This is my packet filter configuration:

Chain INPUT (policy DROP 0 packets, 0 bytes)
pkts bytes target prot opt in out source destination
0 0 DROP icmp -- any any anywhere anywhere icmp echo-request length 128:65535
1789 586K ACCEPT all -- any any anywhere anywhere state RELATED,ESTABLISHED
7 1844 ACCEPT all -- lo any anywhere anywhere
42 2132 INPUT_DSL all -- ppp0 any anywhere anywhere
0 0 LOG all -- any any anywhere anywhere limit: avg 1/sec burst 5 LOG level warning prefix `KMF: '

Chain FORWARD (policy DROP 0 packets, 0 bytes)
pkts bytes target prot opt in out source destination
0 0 DROP icmp -- any any anywhere anywhere icmp echo-request length 128:65535
0 0 DROP all -- any any anywhere anywhere PKTTYPE = multicast

Chain OUTPUT (policy DROP 3 packets, 281 bytes)
pkts bytes target prot opt in out source destination
2793 358K ACCEPT all -- any any anywhere anywhere state NEW,RELATED,ESTABLISHED

Chain INPUT_DSL (1 references)
pkts bytes target prot opt in out source destination
0 0 ACCEPT tcp -- any any anywhere anywhere tcp dpt:ssh
42 2132 DROP all -- any any anywhere anywhere

Chain INPUT_MILKY (0 references)
pkts bytes target prot opt in out source destination
0 0 ACCEPT tcp -- any any anywhere anywhere tcp dpt:nameserver
0 0 ACCEPT tcp -- any any anywhere anywhere tcp dpt:3128
0 0 DROP all -- any any anywhere anywhere
Has you can see I redirect all packets incoming from ppp0 (the ADSL connection; my modem is connected to eth0 interface).
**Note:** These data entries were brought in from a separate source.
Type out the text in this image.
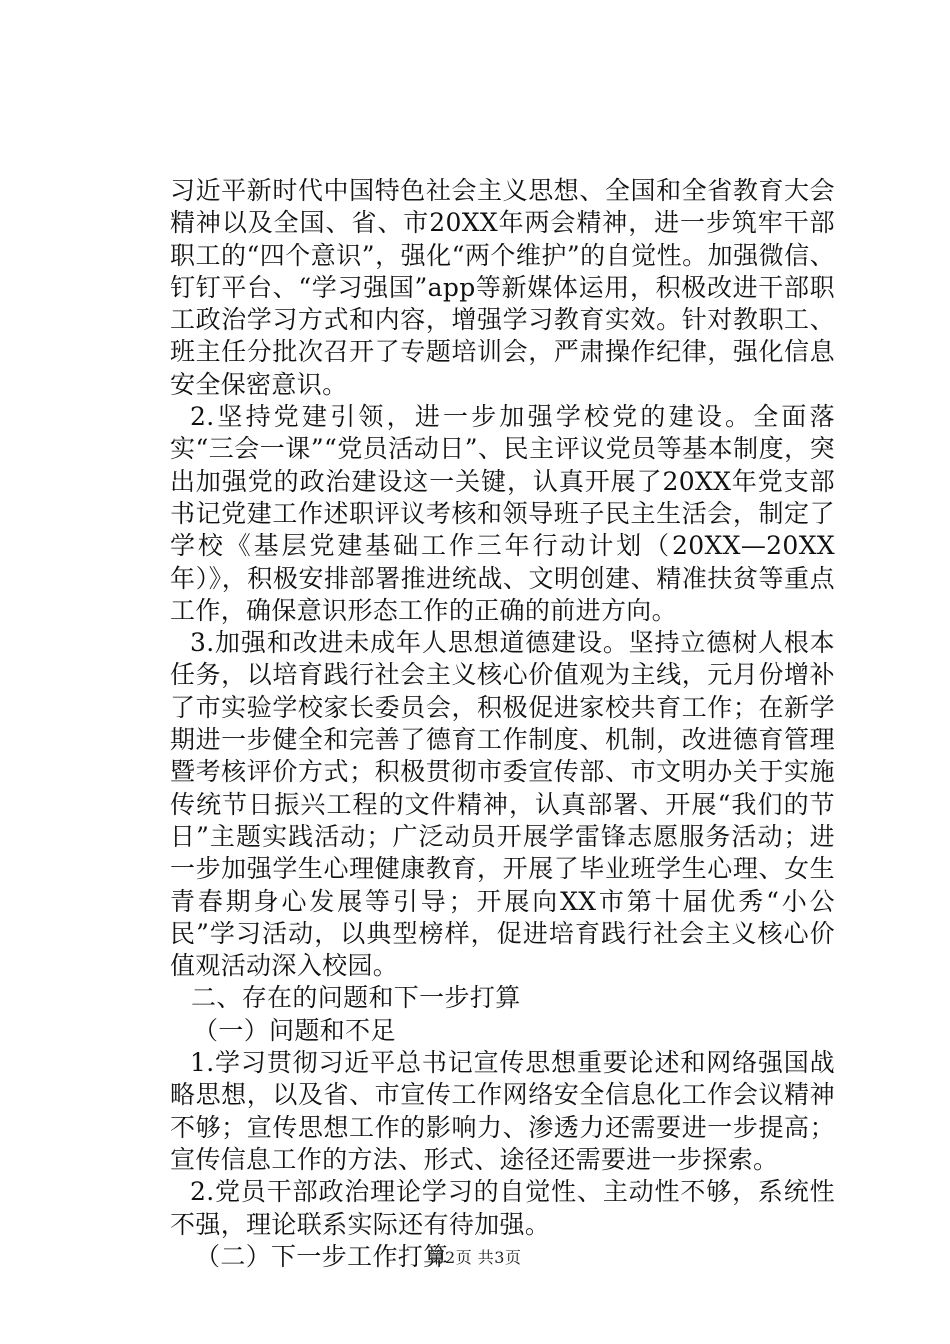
习近平新时代中国特色社会主义思想、全国和全省教育大会精神以及全国、省、市20XX年两会精神，进一步筑牢干部职工的“四个意识”，强化“两个维护”的自觉性。加强微信、钉钉平台、“学习强国”app等新媒体运用，积极改进干部职工政治学习方式和内容，增强学习教育实效。针对教职工、班主任分批次召开了专题培训会，严肃操作纪律，强化信息安全保密意识。

2.坚持党建引领，进一步加强学校党的建设。全面落实“三会一课”“党员活动日”、民主评议党员等基本制度，突出加强党的政治建设这一关键，认真开展了20XX年党支部书记党建工作述职评议考核和领导班子民主生活会，制定了学校《基层党建基础工作三年行动计划（20XX—20XX年）》，积极安排部署推进统战、文明创建、精准扶贫等重点工作，确保意识形态工作的正确的前进方向。

3.加强和改进未成年人思想道德建设。坚持立德树人根本任务，以培育践行社会主义核心价值观为主线，元月份增补了市实验学校家长委员会，积极促进家校共育工作；在新学期进一步健全和完善了德育工作制度、机制，改进德育管理暨考核评价方式；积极贯彻市委宣传部、市文明办关于实施传统节日振兴工程的文件精神，认真部署、开展“我们的节日”主题实践活动；广泛动员开展学雷锋志愿服务活动；进一步加强学生心理健康教育，开展了毕业班学生心理、女生青春期身心发展等引导；开展向XX市第十届优秀“小公民”学习活动，以典型榜样，促进培育践行社会主义核心价值观活动深入校园。

二、存在的问题和下一步打算

（一）问题和不足

1.学习贯彻习近平总书记宣传思想重要论述和网络强国战略思想，以及省、市宣传工作网络安全信息化工作会议精神不够；宣传思想工作的影响力、渗透力还需要进一步提高；宣传信息工作的方法、形式、途径还需要进一步探索。

2.党员干部政治理论学习的自觉性、主动性不够，系统性不强，理论联系实际还有待加强。

（二）下一步工作打算

第2页 共3页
In the INPUT_DSL chain I should accept only ssh connections, and everything else should be dropped. The problems are:
- I'm unable to check my ports status thru nmap... strangely they seems all opened (theorically they are all filtered except port 22).
- If I execute a ssh session on my IP address (related to ppp0), the related rule packet counter does NOT increment ( how it is possible?).
- I think that some protocol need some special rule, but every connection is established (for example ICQ with gaim )... ICQ is handled by connection tracking?

I'm sure that other hosts see me filtered (I've tried it some day ago, but not with this firewall rules). The problem is no friend on-line available... and I don't want to disturb my friends about my firewall configuration asking to nmapping me everytime.

Maybe I miss something, or there's some special (and hidden) handling for those packet having my IP as source address.